Arbeitnehmer haben in Deutschland im Schnitt 27 Urlaubstage pro Jahr. Wer jedoch umsichtig plant und gesetzliche Feiertage nutzt, kann seinen Jahresurlaub ordentlich verlängern. Nun liegen einige Feiertage im kommenden Jahr ziemlich ungünstig, doch wer clever ist, kann trotzdem das Maximale aus seiner freien Zeit herausholen!

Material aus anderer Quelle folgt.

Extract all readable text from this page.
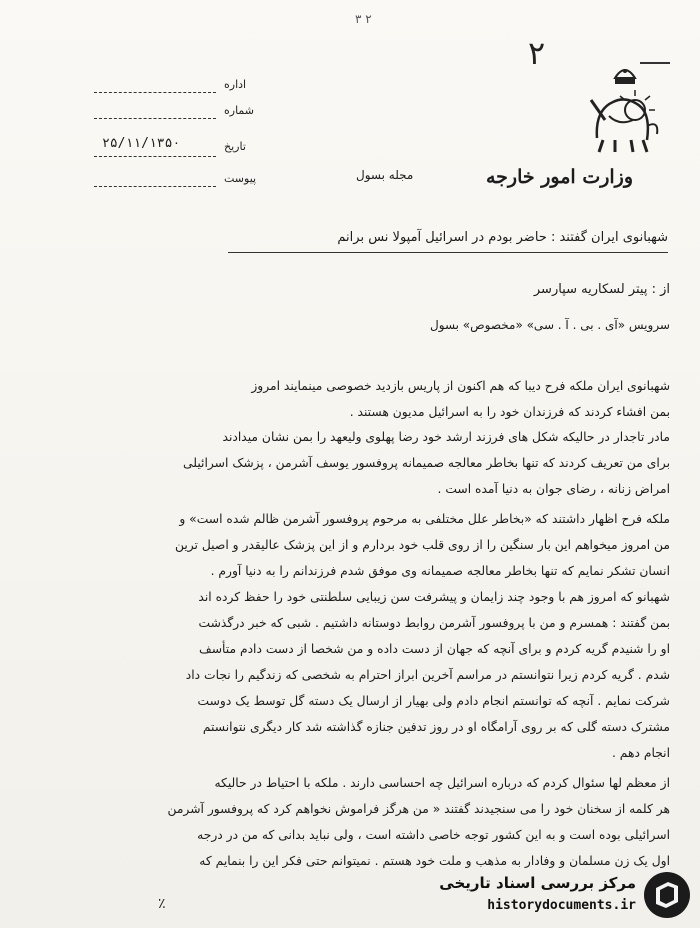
۳ ۲
۲
اداره
شماره
تاریخ
۲۵/۱۱/۱۳۵۰
پیوست	مجله بسول	وزارت امور خارجه
شهبانوی ایران گفتند : حاضر بودم در اسرائیل آمپولا نس برانم
از : پیتر لسکاریه سپارسر
سرویس «آی . بی . آ . سی» «مخصوص» بسول
شهبانوی ایران ملکه فرح دیبا که هم اکنون از پاریس بازدید خصوصی مینمایند امروز
بمن افشاء کردند که فرزندان خود را به اسرائیل مدیون هستند .
مادر تاجدار در حالیکه شکل های فرزند ارشد خود رضا پهلوی ولیعهد را بمن نشان میدادند
برای من تعریف کردند که تنها بخاطر معالجه صمیمانه پروفسور یوسف آشرمن ، پزشک اسرائیلی
امراض زنانه ، رضای جوان به دنیا آمده است .
ملکه فرح اظهار داشتند که «بخاطر علل مختلفی به مرحوم پروفسور آشرمن ظالم شده است» و
من امروز میخواهم این بار سنگین را از روی قلب خود بردارم و از این پزشک عالیقدر و اصیل ترین
انسان تشکر نمایم که تنها بخاطر معالجه صمیمانه وی موفق شدم فرزندانم را به دنیا آورم .
شهبانو که امروز هم با وجود چند زایمان و پیشرفت سن زیبایی سلطنتی خود را حفظ کرده اند
بمن گفتند : همسرم و من با پروفسور آشرمن روابط دوستانه داشتیم . شبی که خبر درگذشت
او را شنیدم گریه کردم و برای آنچه که جهان از دست داده و من شخصا از دست دادم متأسف
شدم . گریه کردم زیرا نتوانستم در مراسم آخرین ابراز احترام به شخصی که زندگیم را نجات داد
شرکت نمایم . آنچه که توانستم انجام دادم ولی بهیار از ارسال یک دسته گل توسط یک دوست
مشترک دسته گلی که بر روی آرامگاه او در روز تدفین جنازه گذاشته شد کار دیگری نتوانستم
انجام دهم .
از معظم لها سئوال کردم که درباره اسرائیل چه احساسی دارند . ملکه با احتیاط در حالیکه
هر کلمه از سخنان خود را می سنجیدند گفتند « من هرگز فراموش نخواهم کرد که پروفسور آشرمن
اسرائیلی بوده است و به این کشور توجه خاصی داشته است ، ولی نباید بدانی که من در درجه
اول یک زن مسلمان و وفادار به مذهب و ملت خود هستم . نمیتوانم حتی فکر این را بنمایم که
٪
مرکز بررسی اسناد تاریخی
historydocuments.ir
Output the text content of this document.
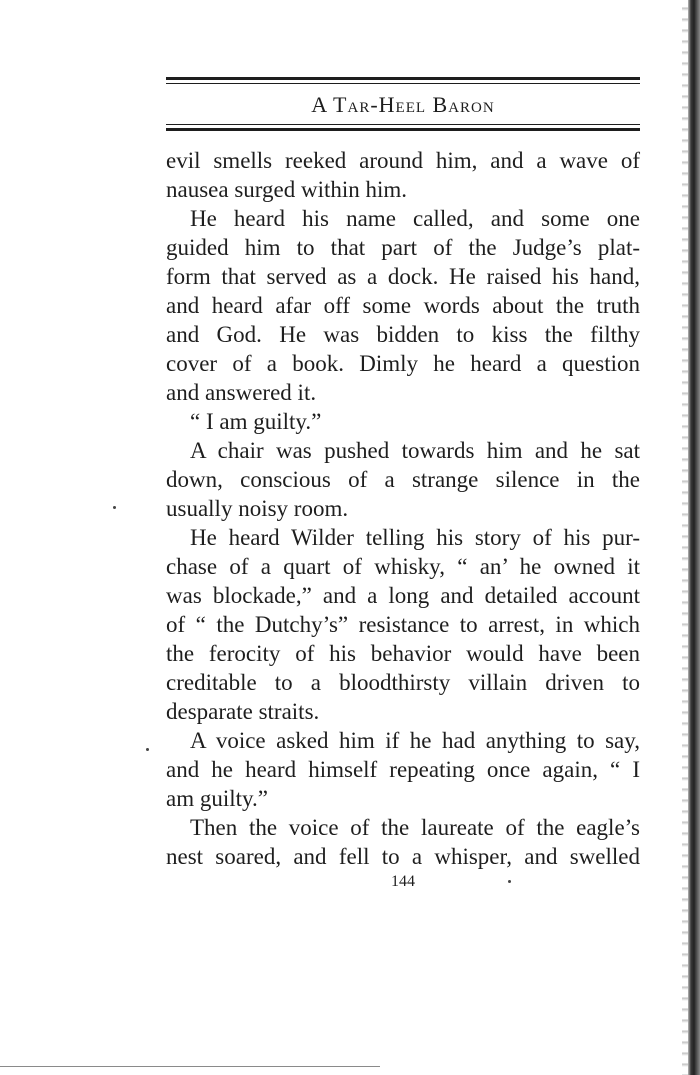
A Tar-Heel Baron
evil smells reeked around him, and a wave of
nausea surged within him.
He heard his name called, and some one
guided him to that part of the Judge’s plat-
form that served as a dock. He raised his hand,
and heard afar off some words about the truth
and God. He was bidden to kiss the filthy
cover of a book. Dimly he heard a question
and answered it.
“ I am guilty.”
A chair was pushed towards him and he sat
down, conscious of a strange silence in the
usually noisy room.
He heard Wilder telling his story of his pur-
chase of a quart of whisky, “ an’ he owned it
was blockade,” and a long and detailed account
of “ the Dutchy’s” resistance to arrest, in which
the ferocity of his behavior would have been
creditable to a bloodthirsty villain driven to
desparate straits.
A voice asked him if he had anything to say,
and he heard himself repeating once again, “ I
am guilty.”
Then the voice of the laureate of the eagle’s
nest soared, and fell to a whisper, and swelled
144
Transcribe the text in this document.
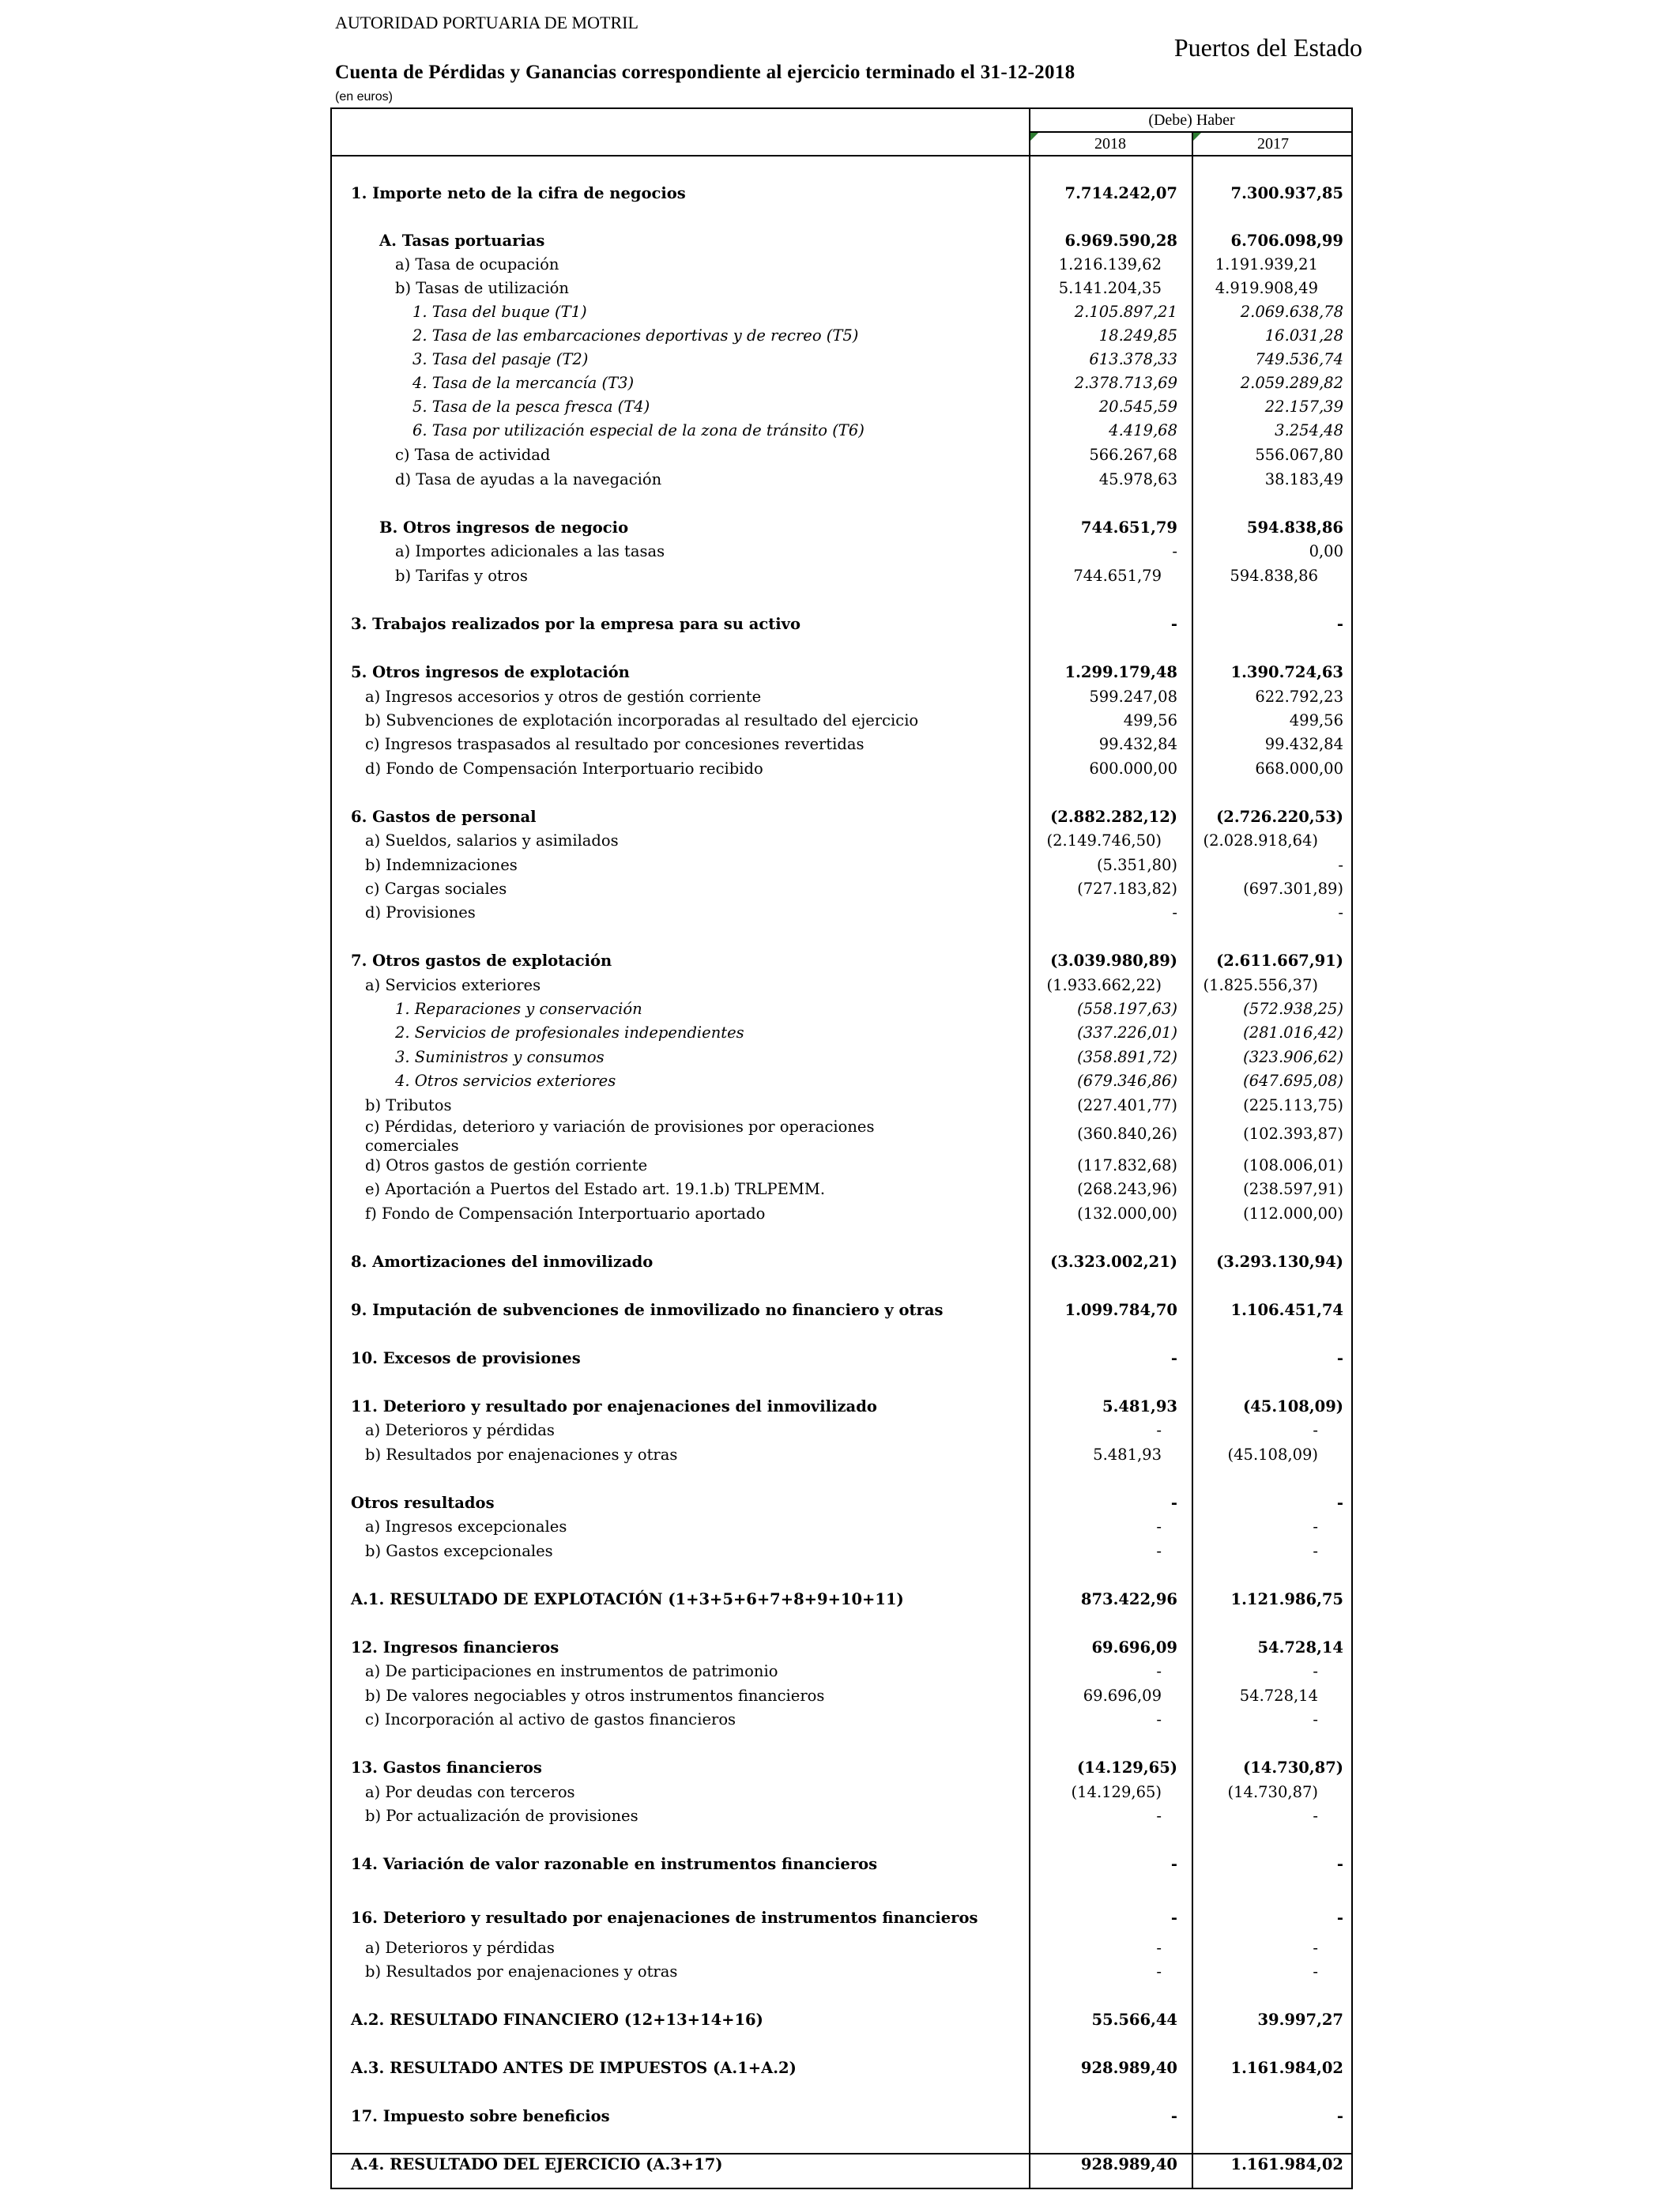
AUTORIDAD PORTUARIA DE MOTRIL
Puertos del Estado
Cuenta de Pérdidas y Ganancias correspondiente al ejercicio terminado el 31-12-2018
(en euros)
(Debe) Haber
2018	2017
1. Importe neto de la cifra de negocios	7.714.242,07	7.300.937,85
A. Tasas portuarias	6.969.590,28	6.706.098,99
a) Tasa de ocupación	1.216.139,62	1.191.939,21
b) Tasas de utilización	5.141.204,35	4.919.908,49
1. Tasa del buque (T1)	2.105.897,21	2.069.638,78
2. Tasa de las embarcaciones deportivas y de recreo (T5)	18.249,85	16.031,28
3. Tasa del pasaje (T2)	613.378,33	749.536,74
4. Tasa de la mercancía (T3)	2.378.713,69	2.059.289,82
5. Tasa de la pesca fresca (T4)	20.545,59	22.157,39
6. Tasa por utilización especial de la zona de tránsito (T6)	4.419,68	3.254,48
c) Tasa de actividad	566.267,68	556.067,80
d) Tasa de ayudas a la navegación	45.978,63	38.183,49
B. Otros ingresos de negocio	744.651,79	594.838,86
a) Importes adicionales a las tasas	-	0,00
b) Tarifas y otros	744.651,79	594.838,86
3. Trabajos realizados por la empresa para su activo	-	-
5. Otros ingresos de explotación	1.299.179,48	1.390.724,63
a) Ingresos accesorios y otros de gestión corriente	599.247,08	622.792,23
b) Subvenciones de explotación incorporadas al resultado del ejercicio	499,56	499,56
c) Ingresos traspasados al resultado por concesiones revertidas	99.432,84	99.432,84
d) Fondo de Compensación Interportuario recibido	600.000,00	668.000,00
6. Gastos de personal	(2.882.282,12)	(2.726.220,53)
a) Sueldos, salarios y asimilados	(2.149.746,50)	(2.028.918,64)
b) Indemnizaciones	(5.351,80)	-
c) Cargas sociales	(727.183,82)	(697.301,89)
d) Provisiones	-	-
7. Otros gastos de explotación	(3.039.980,89)	(2.611.667,91)
a) Servicios exteriores	(1.933.662,22)	(1.825.556,37)
1. Reparaciones y conservación	(558.197,63)	(572.938,25)
2. Servicios de profesionales independientes	(337.226,01)	(281.016,42)
3. Suministros y consumos	(358.891,72)	(323.906,62)
4. Otros servicios exteriores	(679.346,86)	(647.695,08)
b) Tributos	(227.401,77)	(225.113,75)
c) Pérdidas, deterioro y variación de provisiones por operaciones comerciales
(360.840,26)	(102.393,87)
d) Otros gastos de gestión corriente	(117.832,68)	(108.006,01)
e) Aportación a Puertos del Estado art. 19.1.b) TRLPEMM.	(268.243,96)	(238.597,91)
f) Fondo de Compensación Interportuario aportado	(132.000,00)	(112.000,00)
8. Amortizaciones del inmovilizado	(3.323.002,21)	(3.293.130,94)
9. Imputación de subvenciones de inmovilizado no financiero y otras	1.099.784,70	1.106.451,74
10. Excesos de provisiones	-	-
11. Deterioro y resultado por enajenaciones del inmovilizado	5.481,93	(45.108,09)
a) Deterioros y pérdidas	-	-
b) Resultados por enajenaciones y otras	5.481,93	(45.108,09)
Otros resultados	-	-
a) Ingresos excepcionales	-	-
b) Gastos excepcionales	-	-
A.1. RESULTADO DE EXPLOTACIÓN (1+3+5+6+7+8+9+10+11)	873.422,96	1.121.986,75
12. Ingresos financieros	69.696,09	54.728,14
a) De participaciones en instrumentos de patrimonio	-	-
b) De valores negociables y otros instrumentos financieros	69.696,09	54.728,14
c) Incorporación al activo de gastos financieros	-	-
13. Gastos financieros	(14.129,65)	(14.730,87)
a) Por deudas con terceros	(14.129,65)	(14.730,87)
b) Por actualización de provisiones	-	-
14. Variación de valor razonable en instrumentos financieros	-	-
16. Deterioro y resultado por enajenaciones de instrumentos financieros	-	-
a) Deterioros y pérdidas	-	-
b) Resultados por enajenaciones y otras	-	-
A.2. RESULTADO FINANCIERO (12+13+14+16)	55.566,44	39.997,27
A.3. RESULTADO ANTES DE IMPUESTOS (A.1+A.2)	928.989,40	1.161.984,02
17. Impuesto sobre beneficios	-	-
A.4. RESULTADO DEL EJERCICIO (A.3+17)	928.989,40	1.161.984,02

2020 werden die Feiertage teilweise von arbeitsfreien Wochenenden verschluckt. Aber es gibt auch Lichtblicke: Tatsächlich beginnt das Jahr gleich mit dieser Option, liegt der 1. Januar doch mitten in der Woche. Und auch Christi Himmelfahrt und Fronleichnam können mit gut genutzten Brückentagen gefeiert werden.

1. Januar

Bauen wir die erste Brücke: Urlaub um den kann gleich neun freie Tage ausmachen, nimmt man sich vom 28. Dezember bis 5. Januar frei. Und dabei brauchen Arbeitnehmer nur drei beziehungsweise dreieinhalb Tage einzureichen! Mehr noch: Wer auch am 23., 24. und 27. Dezember 2019 Urlaub nimmt, kommt unter Einsatz von sechs Urlaubstagen auf insgesamt 16 freie Tage (wir haben für den 24. und 31. Dezember jeweils den Einsatz eines halben Tages einberechnet).

Ostern

Weiter geht‘s mit der zweiten Brücke: Ostern. Am 10. April ist Karfreitag, der 12. April Ostersonntag, dementsprechend der 13. April Ostermontag. Wer seinen Urlaub vom 4. bis 13. April einträgt, nimmt nur vier Urlaubstage, hat dann aber insgesamt zehn Tage frei!

1. Mai

Das gleiche Ergebnis erreicht, wer über den 1. Mai freinimmt: Die dritte Brücke spannt sich vom 25. April bis 3. Mai, was vier Urlaubstage, aber gleich zehn freie bedeutet!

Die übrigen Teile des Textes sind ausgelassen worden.